The issue with most digital storytelling is that it’s still marketing-campaign driven. Marketer comes up with campaign idea. Story is created. Assets are developed (words, videos, images, etc.). Campaign is launched and measured. The problem with that is that once the campaign is done, most marketers ditch the story. What happens then to any emotional connection that is created between audience and story? Well, unless that audience is converted to customers, the connection is pretty much lost. That’s the problem. Most marketers see storytelling as simply the new “digital marketing campaign approach.” That’s wrong. Emotional connection is not a factor to exploit. Not if you really want to drive the relationships that will help you get above the noise.
If you want people to connect with your company and brand (i.e., you want to be a digital storyteller), the story has to be your digital marketing. It’s huge. Massive. It spans narrative arcs, characters, days, months, and maybe even years. It branches. It morphs as your audience interacts with it (there’s not any real science fiction behind that; it just means you are paying attention and changing the story to resonate more personally with the audience). In this model, your story becomes a game that your audience plays, well, forever.
Use the Noise
Heard of Klout? How about Kred? There are others out there, but Klout and Kred are two of the biggest platforms emerging to measure the online influence of people (including you…and your company). Usually based on some sort of base-10 score, numbers represent how much a user engages with others, is quoted, is re-tweeted, is referred to, and, in Klout’s case, even perceived in the real world (through nothing more than activity and job titles on business networks like LinkedIn). And people with the biggest scores? Well, they are influencers. They should be your targets not because they are the loudest but because they can help amplify your message. In doing so, that message may resonate with a bit more authenticity (i.e., not be perceived as broadcast-advertising).
How you approach those influencers should be done with caution (as it can backfire when done incorrectly), but it’s simple enough to accomplish. Create a story for them. Heck create a story with them in it.
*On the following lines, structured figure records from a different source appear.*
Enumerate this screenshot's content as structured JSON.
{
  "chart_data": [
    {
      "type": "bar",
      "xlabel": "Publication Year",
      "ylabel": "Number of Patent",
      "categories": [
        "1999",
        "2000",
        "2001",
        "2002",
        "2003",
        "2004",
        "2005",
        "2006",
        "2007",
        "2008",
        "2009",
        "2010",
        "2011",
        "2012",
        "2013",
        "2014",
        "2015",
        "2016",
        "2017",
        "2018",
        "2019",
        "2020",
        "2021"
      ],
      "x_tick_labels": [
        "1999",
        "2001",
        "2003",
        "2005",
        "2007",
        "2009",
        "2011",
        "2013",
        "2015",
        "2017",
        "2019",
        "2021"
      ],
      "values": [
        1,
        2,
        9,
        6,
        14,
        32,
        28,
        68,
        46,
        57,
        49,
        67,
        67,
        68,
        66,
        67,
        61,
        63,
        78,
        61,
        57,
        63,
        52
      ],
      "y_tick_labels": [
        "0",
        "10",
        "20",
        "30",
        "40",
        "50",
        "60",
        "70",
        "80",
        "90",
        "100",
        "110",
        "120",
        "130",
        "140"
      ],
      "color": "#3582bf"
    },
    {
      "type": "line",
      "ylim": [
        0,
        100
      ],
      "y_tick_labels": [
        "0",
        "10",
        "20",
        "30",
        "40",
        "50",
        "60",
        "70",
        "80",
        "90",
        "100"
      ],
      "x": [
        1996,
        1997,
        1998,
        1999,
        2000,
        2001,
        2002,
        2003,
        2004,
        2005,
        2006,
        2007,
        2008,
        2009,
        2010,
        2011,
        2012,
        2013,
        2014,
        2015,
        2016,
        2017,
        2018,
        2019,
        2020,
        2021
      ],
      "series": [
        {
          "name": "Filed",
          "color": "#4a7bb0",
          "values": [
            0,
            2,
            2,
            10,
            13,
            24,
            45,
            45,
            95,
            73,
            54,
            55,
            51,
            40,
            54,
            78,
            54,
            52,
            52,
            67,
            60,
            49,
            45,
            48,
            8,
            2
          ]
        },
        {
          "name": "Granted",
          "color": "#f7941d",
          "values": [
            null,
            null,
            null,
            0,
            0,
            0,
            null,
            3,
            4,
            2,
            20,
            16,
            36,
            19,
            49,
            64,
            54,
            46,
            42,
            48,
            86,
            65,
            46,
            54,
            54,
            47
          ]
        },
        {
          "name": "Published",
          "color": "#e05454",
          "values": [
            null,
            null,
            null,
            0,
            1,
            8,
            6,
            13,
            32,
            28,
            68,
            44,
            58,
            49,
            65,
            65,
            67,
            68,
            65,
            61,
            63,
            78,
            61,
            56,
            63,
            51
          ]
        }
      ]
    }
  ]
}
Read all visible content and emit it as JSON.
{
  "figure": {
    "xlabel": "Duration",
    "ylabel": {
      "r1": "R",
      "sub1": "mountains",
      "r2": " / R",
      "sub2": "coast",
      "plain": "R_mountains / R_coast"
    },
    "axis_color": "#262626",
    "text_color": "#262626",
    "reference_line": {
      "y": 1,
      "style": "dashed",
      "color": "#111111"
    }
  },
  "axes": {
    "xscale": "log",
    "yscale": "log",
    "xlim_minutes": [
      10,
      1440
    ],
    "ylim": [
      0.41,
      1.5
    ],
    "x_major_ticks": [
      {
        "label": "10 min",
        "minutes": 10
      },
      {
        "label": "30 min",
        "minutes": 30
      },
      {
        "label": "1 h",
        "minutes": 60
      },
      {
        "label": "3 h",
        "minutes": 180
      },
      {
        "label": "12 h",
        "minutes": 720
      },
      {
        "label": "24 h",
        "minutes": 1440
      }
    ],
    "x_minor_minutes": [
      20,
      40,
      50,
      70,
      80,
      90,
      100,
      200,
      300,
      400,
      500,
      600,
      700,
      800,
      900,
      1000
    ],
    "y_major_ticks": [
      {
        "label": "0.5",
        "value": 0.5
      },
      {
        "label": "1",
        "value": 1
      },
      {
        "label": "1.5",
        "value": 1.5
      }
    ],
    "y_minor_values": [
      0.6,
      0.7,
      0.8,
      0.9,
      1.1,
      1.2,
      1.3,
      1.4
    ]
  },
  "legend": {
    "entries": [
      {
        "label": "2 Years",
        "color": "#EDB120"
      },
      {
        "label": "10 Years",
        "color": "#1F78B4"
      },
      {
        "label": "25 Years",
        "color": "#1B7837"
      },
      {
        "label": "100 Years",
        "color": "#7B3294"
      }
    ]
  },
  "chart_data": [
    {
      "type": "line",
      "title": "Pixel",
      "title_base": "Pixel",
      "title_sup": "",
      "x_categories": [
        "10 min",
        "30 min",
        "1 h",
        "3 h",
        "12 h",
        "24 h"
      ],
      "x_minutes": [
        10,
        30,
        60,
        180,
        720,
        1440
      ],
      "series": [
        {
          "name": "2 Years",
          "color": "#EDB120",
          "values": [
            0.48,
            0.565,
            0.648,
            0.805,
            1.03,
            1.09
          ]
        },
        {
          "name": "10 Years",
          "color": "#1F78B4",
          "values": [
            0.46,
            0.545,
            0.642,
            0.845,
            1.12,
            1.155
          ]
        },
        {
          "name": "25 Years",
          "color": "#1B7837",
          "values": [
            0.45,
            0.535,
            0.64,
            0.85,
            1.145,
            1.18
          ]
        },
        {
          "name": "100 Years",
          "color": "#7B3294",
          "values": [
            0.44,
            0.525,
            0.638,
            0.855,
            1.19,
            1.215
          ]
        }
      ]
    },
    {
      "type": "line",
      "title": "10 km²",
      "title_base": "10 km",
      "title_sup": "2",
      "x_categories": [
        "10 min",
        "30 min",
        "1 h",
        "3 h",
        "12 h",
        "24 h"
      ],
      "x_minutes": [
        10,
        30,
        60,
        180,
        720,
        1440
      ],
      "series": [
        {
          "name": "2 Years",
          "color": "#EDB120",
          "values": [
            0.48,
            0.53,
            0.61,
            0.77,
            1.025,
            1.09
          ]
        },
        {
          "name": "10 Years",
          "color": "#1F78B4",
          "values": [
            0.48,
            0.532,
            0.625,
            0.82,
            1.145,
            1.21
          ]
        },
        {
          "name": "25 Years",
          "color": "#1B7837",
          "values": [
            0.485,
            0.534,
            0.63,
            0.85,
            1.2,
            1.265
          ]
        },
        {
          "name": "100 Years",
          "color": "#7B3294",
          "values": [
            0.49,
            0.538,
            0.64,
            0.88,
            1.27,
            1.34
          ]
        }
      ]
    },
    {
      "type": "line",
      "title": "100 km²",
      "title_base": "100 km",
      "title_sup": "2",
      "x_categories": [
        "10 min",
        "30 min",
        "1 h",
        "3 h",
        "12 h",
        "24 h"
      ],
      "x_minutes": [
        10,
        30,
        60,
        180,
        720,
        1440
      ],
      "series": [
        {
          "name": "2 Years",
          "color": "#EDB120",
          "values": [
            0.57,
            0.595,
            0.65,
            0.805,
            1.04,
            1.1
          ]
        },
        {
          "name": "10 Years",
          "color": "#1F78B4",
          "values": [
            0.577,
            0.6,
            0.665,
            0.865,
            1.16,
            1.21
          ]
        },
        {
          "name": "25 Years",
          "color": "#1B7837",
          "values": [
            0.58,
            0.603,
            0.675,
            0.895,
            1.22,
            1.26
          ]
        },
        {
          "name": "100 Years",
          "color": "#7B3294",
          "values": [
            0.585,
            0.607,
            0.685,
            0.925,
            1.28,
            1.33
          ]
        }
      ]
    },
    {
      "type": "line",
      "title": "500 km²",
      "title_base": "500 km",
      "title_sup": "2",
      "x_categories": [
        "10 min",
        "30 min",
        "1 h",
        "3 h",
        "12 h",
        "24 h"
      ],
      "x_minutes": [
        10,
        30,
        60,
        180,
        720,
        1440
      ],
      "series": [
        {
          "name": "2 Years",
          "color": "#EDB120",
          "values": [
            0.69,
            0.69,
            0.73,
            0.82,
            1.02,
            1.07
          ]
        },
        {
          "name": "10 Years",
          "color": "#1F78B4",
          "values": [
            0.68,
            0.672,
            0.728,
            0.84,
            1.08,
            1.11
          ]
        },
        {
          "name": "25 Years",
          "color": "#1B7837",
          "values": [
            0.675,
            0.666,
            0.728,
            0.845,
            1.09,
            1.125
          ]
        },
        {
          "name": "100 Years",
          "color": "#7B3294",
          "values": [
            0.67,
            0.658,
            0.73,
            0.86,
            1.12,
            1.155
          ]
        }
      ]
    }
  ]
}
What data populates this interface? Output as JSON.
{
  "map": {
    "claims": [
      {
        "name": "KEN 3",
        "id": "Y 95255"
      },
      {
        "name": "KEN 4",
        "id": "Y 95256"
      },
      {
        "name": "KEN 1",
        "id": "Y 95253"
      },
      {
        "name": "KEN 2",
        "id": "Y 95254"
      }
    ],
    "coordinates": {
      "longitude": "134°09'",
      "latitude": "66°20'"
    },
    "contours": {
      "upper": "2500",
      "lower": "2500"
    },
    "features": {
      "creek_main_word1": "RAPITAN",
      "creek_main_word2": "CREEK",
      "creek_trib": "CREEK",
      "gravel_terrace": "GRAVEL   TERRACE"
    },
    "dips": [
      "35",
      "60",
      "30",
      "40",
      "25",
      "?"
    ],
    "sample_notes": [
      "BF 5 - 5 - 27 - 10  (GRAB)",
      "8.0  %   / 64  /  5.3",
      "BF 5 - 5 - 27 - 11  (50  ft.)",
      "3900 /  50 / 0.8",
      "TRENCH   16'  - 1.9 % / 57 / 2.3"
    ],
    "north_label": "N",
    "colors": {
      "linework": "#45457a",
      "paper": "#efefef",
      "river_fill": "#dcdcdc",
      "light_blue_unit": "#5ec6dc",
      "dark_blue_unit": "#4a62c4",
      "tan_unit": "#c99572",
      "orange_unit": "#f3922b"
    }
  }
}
Get them involved with the story. It may cost you a little money, but this kind of highly-personalized, highly-targeted marketing can enable you to use the noise to your advantage.
Co-Opt the Tools
New technologies (like Google+ Hangouts, for example) are appearing all the time. Companies like Facebook are continually innovating. Services like Instagram are popping up monthly. Although it’s hard to predict what will be the “next big thing,” co-opting these new tools and features for your digital storytelling is important. First, not only do you look like a true innovator (especially if you put the technology to use in some novel way) but you also get attached to a potential swell of attention. Case in point. I recently started using AtContent (a WordPress Plugin) on my blog. The developers of the plugin contacted me and asked if I wanted to do a case study with them. So all of a sudden there is a story developing around me simply because I’m adopting a new technology with no real work required on my part.
The work on your part is two fold. First, you have to keep abreast of what’s happening in the tech world. Join betas. Involve yourself in startup forums. Second, you have to be willing to put some time in to forming parts of your story to work with these new technologies. Remember that whatever you do out in the digital world becomes part of your digital presence. If you want that to be awesome, you can’t just broadcast your story to every channel. You have to make it contextual. You have to make it relevant.
There are probably lots of other ideas you may have for employing digital marketing to get yourself noticed. These are just a few that, with some luck and extra work on your part (and little to no capital investment) you can leverage to provide a little rocket fuel for your story. How do you use digital marketing today to get noticed? What are some of the strategies you employ to “get above the noise” and get noticed?